The trials and tribulations of the Databricks Cloud is quite typical for Spark – it’s dealing with scale, whether that be in numbers of users (concurrency) or data (when the data sets get too big for memory and must spill to disk). At a meetup last summer where we heard a trip report from Spark Summit 2015, the key pain point was having a more graceful spilling to disk.
Memory-resident compute frameworks of course are nothing new. SAS for instance has its LASR Server, which it contends is far more robust in dealing with concurrency and compute-intensive workloads. But, as SAS’s core business is analytics, we expect that they will meet Spark halfway to appeal to Spark developers.
While Spark is thought of as a potential replacement for MapReduce, in actuality we believe that MapReduce will be as dead as the mainframe. While DRAM memory is, in the long run, getting cheaper, it will never be as cheap as disk. And while ideally, you shouldn’t have to comb through petabytes of data on a routine basis (that’s part of defining your query and identifying the data sets), there are going to be analytic problems involving data sets that won’t completely fit in memory. Not to mention that not all computations (e.g., anything that requires developing a comprehensive model) will be suited for real-time or interactive computation. Not surprisingly, most of the use cases that we came across at Spark Summit were more about “medium data,” such as curating data feeds, real-time fraud detection, or heat maps of NYC taxi cab activity.
While dealing with scaling is part of the Spark roadmap, so is making it more accessible. At this stage, the focus is on developers, through APIs to popular statistical computation languages such as Python or R, and with frameworks such as Spark SQL and Spark DataFrames.
On one hand, with Hadoop and NoSQL platform providers competing with their own interactive SQL frameworks, the question is why the world needs another SQL framework. In actuality, Spark SQL doesn’t compete with Impala, Tez, BigSQL, Drill, Presto or whatever. First, it’s not only about SQL, but querying data with any kind of explicit schema. The use case for Spark SQL is running SQL programs in line with other computations, such as chaining SQL queries to streaming or machine learning runs. As for DataFrames, Databricks is simply adapting the Distributed DataFrame technology already implemented with languages such as Java, Python, and R to access data sets that are organized as tables with columns contained typed data.
Spark’s extensibility is both blessing and curse. Blessing in that the framework can run a wide variety of workloads, but curse in that developers can drown in abundance. One of the speakers at Summit called for package management so developers won’t stumble over their expanding array of Spark libraries and wind up reinventing the wheel.
Making Spark more accessible to developers is a logical step in growing the skills base. But ultimately, for Spark to have an impact with enterprises, it must be embraced by applications. In those scenarios, the end user doesn’t care what process is used under the hood.

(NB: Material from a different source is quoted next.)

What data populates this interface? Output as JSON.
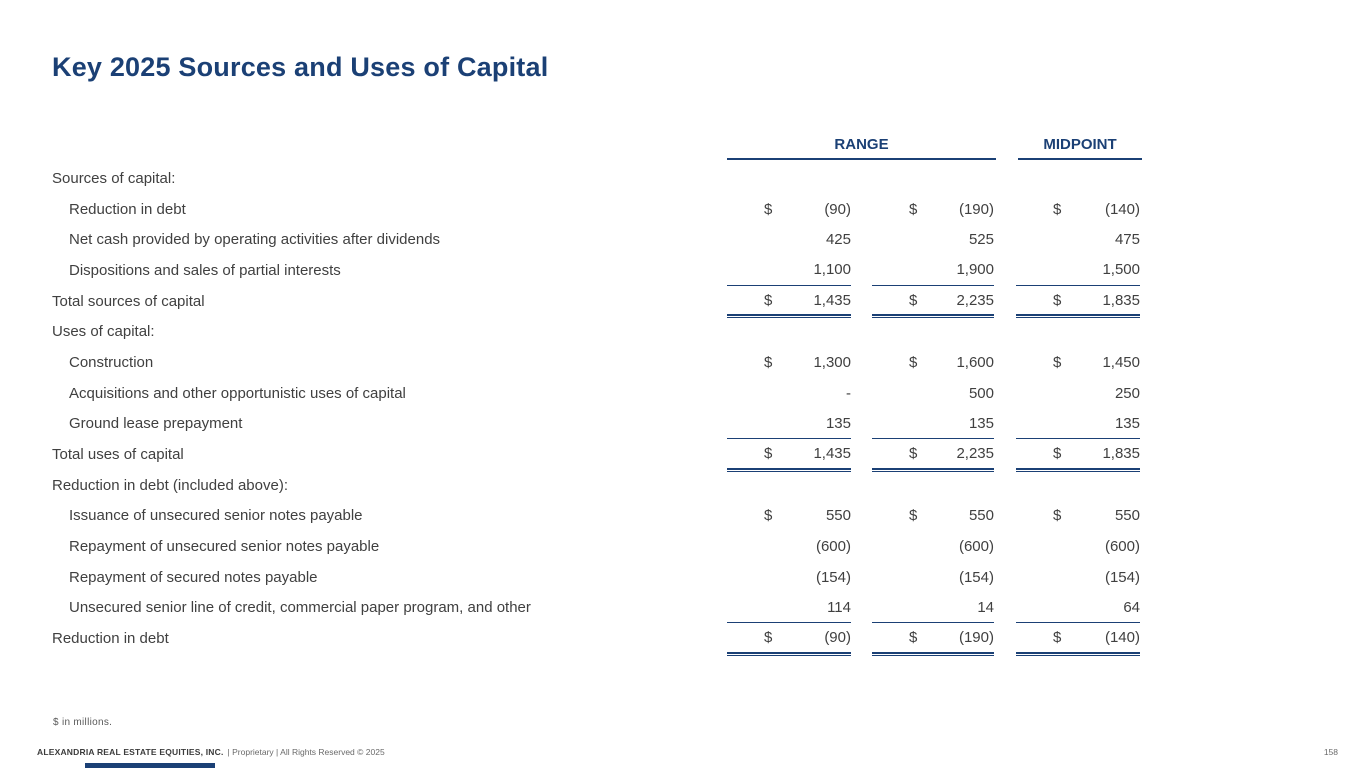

There are a few applications and tools, like ClearStory Data for curating data feeds, or ZoomData, an emerging Big Data BI tool that has some unique IP (likely to stay proprietary) for handling scale and concurrency.

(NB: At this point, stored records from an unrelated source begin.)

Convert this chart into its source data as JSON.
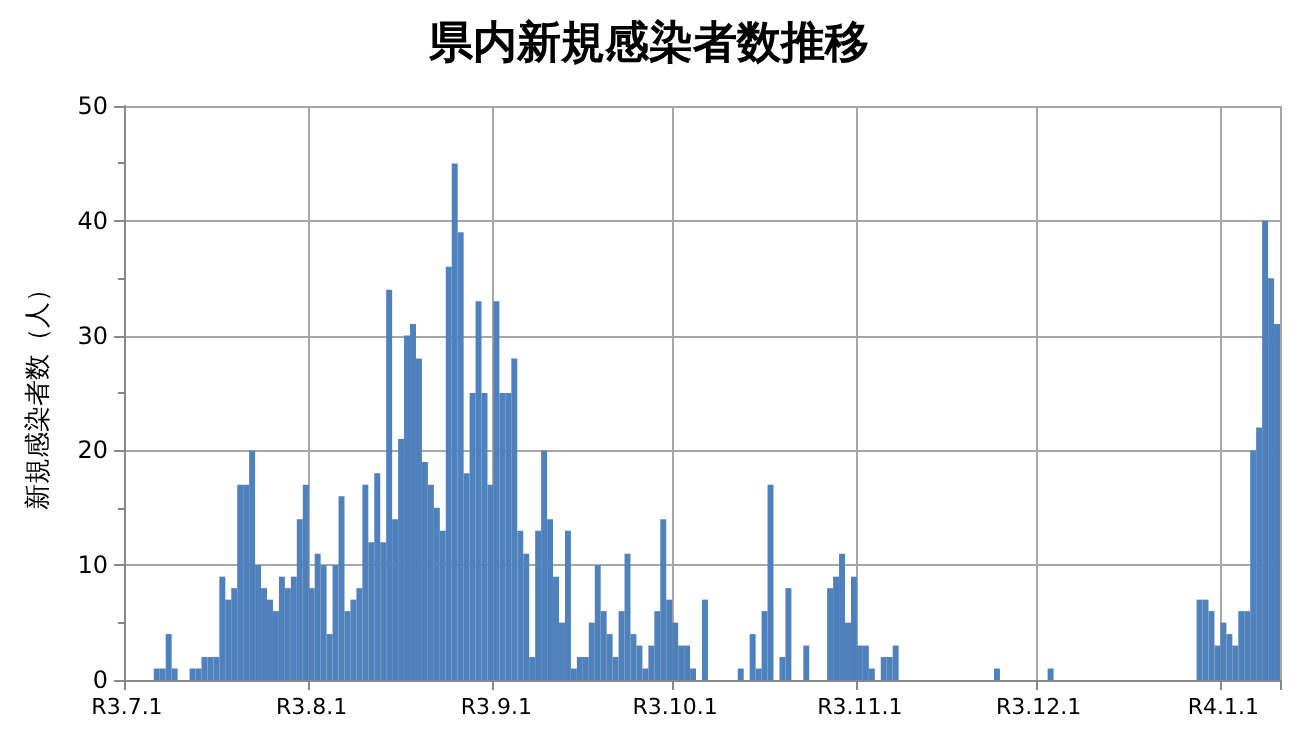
{
  "chart_data": {
    "type": "bar",
    "title": "県内新規感染者数推移",
    "ylabel": "新規感染者数（人）",
    "categories": [
      "R3.7.1",
      null,
      null,
      null,
      null,
      null,
      null,
      null,
      null,
      null,
      null,
      null,
      null,
      null,
      null,
      null,
      null,
      null,
      null,
      null,
      null,
      null,
      null,
      null,
      null,
      null,
      null,
      null,
      null,
      null,
      null,
      "R3.8.1",
      null,
      null,
      null,
      null,
      null,
      null,
      null,
      null,
      null,
      null,
      null,
      null,
      null,
      null,
      null,
      null,
      null,
      null,
      null,
      null,
      null,
      null,
      null,
      null,
      null,
      null,
      null,
      null,
      null,
      null,
      "R3.9.1",
      null,
      null,
      null,
      null,
      null,
      null,
      null,
      null,
      null,
      null,
      null,
      null,
      null,
      null,
      null,
      null,
      null,
      null,
      null,
      null,
      null,
      null,
      null,
      null,
      null,
      null,
      null,
      null,
      null,
      "R3.10.1",
      null,
      null,
      null,
      null,
      null,
      null,
      null,
      null,
      null,
      null,
      null,
      null,
      null,
      null,
      null,
      null,
      null,
      null,
      null,
      null,
      null,
      null,
      null,
      null,
      null,
      null,
      null,
      null,
      null,
      null,
      "R3.11.1",
      null,
      null,
      null,
      null,
      null,
      null,
      null,
      null,
      null,
      null,
      null,
      null,
      null,
      null,
      null,
      null,
      null,
      null,
      null,
      null,
      null,
      null,
      null,
      null,
      null,
      null,
      null,
      null,
      null,
      "R3.12.1",
      null,
      null,
      null,
      null,
      null,
      null,
      null,
      null,
      null,
      null,
      null,
      null,
      null,
      null,
      null,
      null,
      null,
      null,
      null,
      null,
      null,
      null,
      null,
      null,
      null,
      null,
      null,
      null,
      null,
      null,
      "R4.1.1",
      null,
      null,
      null,
      null,
      null,
      null,
      null,
      null,
      null
    ],
    "values": [
      0,
      0,
      0,
      0,
      0,
      1,
      1,
      4,
      1,
      0,
      0,
      1,
      1,
      2,
      2,
      2,
      9,
      7,
      8,
      17,
      17,
      20,
      10,
      8,
      7,
      6,
      9,
      8,
      9,
      14,
      17,
      8,
      11,
      10,
      4,
      10,
      16,
      6,
      7,
      8,
      17,
      12,
      18,
      12,
      34,
      14,
      21,
      30,
      31,
      28,
      19,
      17,
      15,
      13,
      36,
      45,
      39,
      18,
      25,
      33,
      25,
      17,
      33,
      25,
      25,
      28,
      13,
      11,
      2,
      13,
      20,
      14,
      9,
      5,
      13,
      1,
      2,
      2,
      5,
      10,
      6,
      4,
      2,
      6,
      11,
      4,
      3,
      1,
      3,
      6,
      14,
      7,
      5,
      3,
      3,
      1,
      0,
      7,
      0,
      0,
      0,
      0,
      0,
      1,
      0,
      4,
      1,
      6,
      17,
      0,
      2,
      8,
      0,
      0,
      3,
      0,
      0,
      0,
      8,
      9,
      11,
      5,
      9,
      3,
      3,
      1,
      0,
      2,
      2,
      3,
      0,
      0,
      0,
      0,
      0,
      0,
      0,
      0,
      0,
      0,
      0,
      0,
      0,
      0,
      0,
      0,
      1,
      0,
      0,
      0,
      0,
      0,
      0,
      0,
      0,
      1,
      0,
      0,
      0,
      0,
      0,
      0,
      0,
      0,
      0,
      0,
      0,
      0,
      0,
      0,
      0,
      0,
      0,
      0,
      0,
      0,
      0,
      0,
      0,
      0,
      7,
      7,
      6,
      3,
      5,
      4,
      3,
      6,
      6,
      20,
      22,
      40,
      35,
      31
    ],
    "color": "#4f81bd",
    "ylim": [
      0,
      50
    ],
    "yticks": [
      0,
      10,
      20,
      30,
      40,
      50
    ],
    "grid": true
  }
}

There’s no shortage of excitement and hype around Spark. The teething issues (E.G., scalability, concurrency, package management) are rather mundane. The hype – that Spark will replace MapReduce – is ahead of the reality; as we’ve previously noted, there’s a place for in-memory computing, but it won’t replace all workloads or make disk-based databases obsolete. And while Spark hardly has a monopoly on in-memory computing, the accessibility and economics of an open source framework on commodity hardware opens lots of possibilities for drawing a skills base and new forms of analytics. But let’s not get too far ahead of ourselves first.